Il vaut mieux être assis, aujourd'hui, pour recevoir les paroles provocantes que Jésus nous adresse. Il vaut mieux être assis, pour évaluer ce que cela pourrait nous coûter de le suivre inconditionnellement. Il vaut mieux être assis pour envisager les risques de la guerre qu'il il nous invite à déclarer. Mais, d'abord, est-ce que nous sommes bien conscients de l'enjeu ?

"De grandes foules faisaient route avec Jésus". Sur la route de Jérusalem, si les grandes foules avaient su que Jésus allait à Jérusalem pour y mourir, chacun sans doute serait bien vite rentré chez soi. La plupart étaient dans l'inconscience de ce qui se tramait. Les gens voulaient bien le suivre tant que cela ne faisait pas mal. Quant à aller plus loin ! Ils suivaient, physiquement, si l'on peut dire, mais pas "en esprit". Il y avait même divorce entre ce qu'ils rêvaient et ce que Jésus savait. Ils rêvaient, certes, d'un monde nouveau, que le Christ allait inaugurer. Peut-être grâce à une révolution.
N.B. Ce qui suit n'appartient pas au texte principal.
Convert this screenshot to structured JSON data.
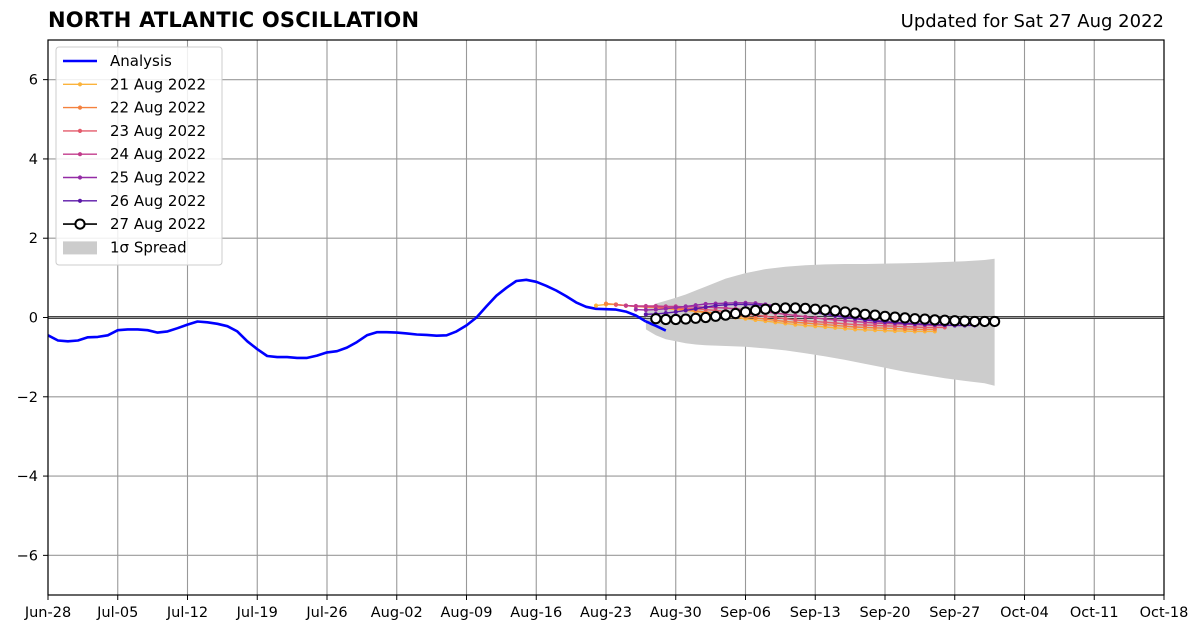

Mais ils ne savaient pas les moyens que le Christ allait prendre pour inaugurer ce monde nouveau. Jésus, lui, savait ce qui l'attendait au bout de la route ; et il en savait les enjeux. Sa croix signifierait que l'amour exige de subir la violence plutôt que d'y répondre par une nouvelle violence. Que l'ultime vérité de l'homme est l'amour, et qu'il n'y a pas d'amour si l'on ne se donne pas totalement. Le "langage de la croix" est difficile à entendre.

A chacun de décider

Nous aussi, dans l'Église, nous suivons le Christ, mais peut-être pas en acceptant de le suivre "jusqu'à la croix". C'est pourquoi, sur la route de Jérusalem, Jésus s'arrête, se retourne vers la foule qui suit - vers nous aujourd'hui - pour nous enlever toutes nos illusions. Au fond, peut-être, nous ne tenons à lui que pour ce que nous pouvons en retirer, pour ce que nous y gagnons. Jésus nous met au pied du mur avec des paroles extrêmement dures. Là il faudra s'engager, choisir, lier notre destin au sien. Jésus aujourd'hui pose à chacun de nous une question essentielle : quelle est la qualité de votre adhésion à mon message ? Nous comprenons maintenant que cela vaut le coup de s'asseoir pour faire une évaluation.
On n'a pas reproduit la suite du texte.